Personal information
- Full name: Giles William Ecclestone
- Born: 17 October 1968 (age 57) Lambeth, London, England
- Batting: Left-handed
- Bowling: Right-arm medium
- Relations: Simon Ecclestone (brother)

Domestic team information
- 2002–2004: Cambridgeshire
- 1999–2001: Essex Cricket Board
- 1997: Minor Counties
- 1992/1993: Natal Country Districts
- 1989–1997: Cambridgeshire

Career statistics
| Competition | LA |
| Matches | 13 |
| Runs scored | 270 |
| Batting average | 20.76 |
| 100s/50s | –/2 |
| Top score | 92 |
| Balls bowled | 180 |
| Wickets | 4 |
| Bowling average | 39.25 |
| 5 wickets in innings | – |
| 10 wickets in match | – |
| Best bowling | 4/43 |
| Catches/stumpings | 9/– |
- Source: Cricinfo, 7 November 2010

= Giles Ecclestone =

English cricketer (born 1968)

Giles William Ecclestone (born 17 October 1968) is an English cricketer. Ecclestone is a left-handed batsman who bowls right-arm medium pace. He was born in Lambeth, London.
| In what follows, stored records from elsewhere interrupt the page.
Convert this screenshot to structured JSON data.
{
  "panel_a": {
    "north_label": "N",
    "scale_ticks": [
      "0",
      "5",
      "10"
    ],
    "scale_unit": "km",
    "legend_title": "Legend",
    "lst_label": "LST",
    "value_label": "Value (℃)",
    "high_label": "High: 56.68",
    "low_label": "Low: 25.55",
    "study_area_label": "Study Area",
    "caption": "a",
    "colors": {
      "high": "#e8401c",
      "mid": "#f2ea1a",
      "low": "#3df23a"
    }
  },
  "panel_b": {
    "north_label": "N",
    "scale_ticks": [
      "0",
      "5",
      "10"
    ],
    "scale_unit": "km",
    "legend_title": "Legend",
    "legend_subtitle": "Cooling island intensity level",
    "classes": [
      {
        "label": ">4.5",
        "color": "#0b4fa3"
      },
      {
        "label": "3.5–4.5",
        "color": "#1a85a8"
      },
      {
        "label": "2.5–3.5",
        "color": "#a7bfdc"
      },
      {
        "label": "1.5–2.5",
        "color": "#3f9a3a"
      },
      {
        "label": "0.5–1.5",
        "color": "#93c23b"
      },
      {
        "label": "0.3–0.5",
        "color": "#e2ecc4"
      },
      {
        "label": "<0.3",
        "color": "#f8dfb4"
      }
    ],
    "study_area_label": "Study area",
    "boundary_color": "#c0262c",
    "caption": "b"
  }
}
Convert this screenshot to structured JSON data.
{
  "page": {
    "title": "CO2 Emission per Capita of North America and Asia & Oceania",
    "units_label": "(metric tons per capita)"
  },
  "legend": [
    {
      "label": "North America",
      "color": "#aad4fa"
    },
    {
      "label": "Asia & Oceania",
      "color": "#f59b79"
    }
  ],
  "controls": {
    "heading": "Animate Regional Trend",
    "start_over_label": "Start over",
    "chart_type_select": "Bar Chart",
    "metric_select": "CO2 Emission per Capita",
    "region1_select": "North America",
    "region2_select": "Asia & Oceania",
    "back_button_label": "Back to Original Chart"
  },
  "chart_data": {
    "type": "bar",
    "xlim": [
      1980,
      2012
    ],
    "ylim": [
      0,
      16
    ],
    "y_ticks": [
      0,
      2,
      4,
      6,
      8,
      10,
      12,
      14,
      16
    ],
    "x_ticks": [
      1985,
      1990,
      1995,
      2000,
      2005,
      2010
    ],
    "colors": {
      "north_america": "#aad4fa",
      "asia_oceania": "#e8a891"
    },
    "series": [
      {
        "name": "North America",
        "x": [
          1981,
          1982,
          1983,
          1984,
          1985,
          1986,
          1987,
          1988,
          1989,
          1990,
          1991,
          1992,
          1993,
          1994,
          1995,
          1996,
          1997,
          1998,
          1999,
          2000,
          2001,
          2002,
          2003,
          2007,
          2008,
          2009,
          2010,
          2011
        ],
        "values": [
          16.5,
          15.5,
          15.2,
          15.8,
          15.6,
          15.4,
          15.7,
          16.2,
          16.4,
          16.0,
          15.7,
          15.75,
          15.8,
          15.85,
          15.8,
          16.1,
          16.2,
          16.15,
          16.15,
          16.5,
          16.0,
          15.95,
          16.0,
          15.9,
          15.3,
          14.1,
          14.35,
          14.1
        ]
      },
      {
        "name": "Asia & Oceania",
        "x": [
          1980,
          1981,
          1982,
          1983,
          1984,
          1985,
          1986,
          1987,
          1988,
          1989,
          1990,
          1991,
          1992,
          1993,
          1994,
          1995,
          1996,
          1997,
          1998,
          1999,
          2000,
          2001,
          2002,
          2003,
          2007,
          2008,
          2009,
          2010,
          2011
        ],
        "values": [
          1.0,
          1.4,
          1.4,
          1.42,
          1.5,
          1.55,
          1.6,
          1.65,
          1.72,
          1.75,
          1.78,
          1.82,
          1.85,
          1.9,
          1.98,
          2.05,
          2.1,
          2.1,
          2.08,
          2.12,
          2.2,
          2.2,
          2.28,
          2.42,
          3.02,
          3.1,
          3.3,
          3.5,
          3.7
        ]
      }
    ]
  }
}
Ecclestone made his debut for Cambridgeshire in the 1989 Minor Counties Championship against Suffolk. From 1989 to 1996, he represented the county in 41 Championship matches, following those up 6 years later with his final Championship appearance for Cambridgeshire against Bedfordshire. Ecclestone played in the MCCA Knockout Trophy for Cambridgeshire, making his debut in that competition against Suffolk in 1989. From 1989 to 1997, he played 17 Trophy matches. He followed that up during his second stint with the county by playing 5 more from 2002 to 2004, the last of which came against Cumberland.

It was for Cambridgeshire that Ecclestone made his debut in List A cricket against Northamptonshire in the 1992 NatWest Trophy. Following the 1992 season, he played a single List A match in South Africa for Natal Country Districts against Orange Free State. For Cambridgeshire, he played a further 4 List A matches during his first stint with the county, the last of which came against Hampshire in the 1997 NatWest Trophy. Ecclestone made his only appearance for a combined Minor Counties team in a List A match against Lancashire in the 1997 Benson and Hedges Cup.

In 1999, he made his debut for the Essex Cricket Board against Ireland in the 1999 NatWest Trophy. From 1999 to 2001, he represented the Board in 6 List A matches, the last of which came against the Sussex Cricket Board in the 1st round of the 2002 Cheltenham & Gloucester Trophy which was played in 2001. Ecclestone played a further List A match, which came during his second stint with Cambridgeshire when they played the Middlesex Cricket Board in the 2nd round of the 2003 Cheltenham & Gloucester Trophy which was played in 2002. Ecclestone played a total of 13 List A matches, during which he scored 270 runs at a batting average of 20.76, with 2 half centuries and a high score of 92. In the field he took 9 catches, while with the ball he took 4 wickets at a bowling average of 39.25, with best figures of 4/43.

He currently plays club cricket for Saffron Walden Cricket Club in the East Anglian Premier League. In February 2020, he was named in England's squad for the Over-50s Cricket World Cup in South Africa. However, the tournament was cancelled during the third round of matches due to the coronavirus pandemic.

==Family==
His brother, Simon, played first-class cricket for Oxford University and Somerset, as well as List A and Minor counties cricket for Cambridgeshire. He has a wife and 3 children, two daughters and one son.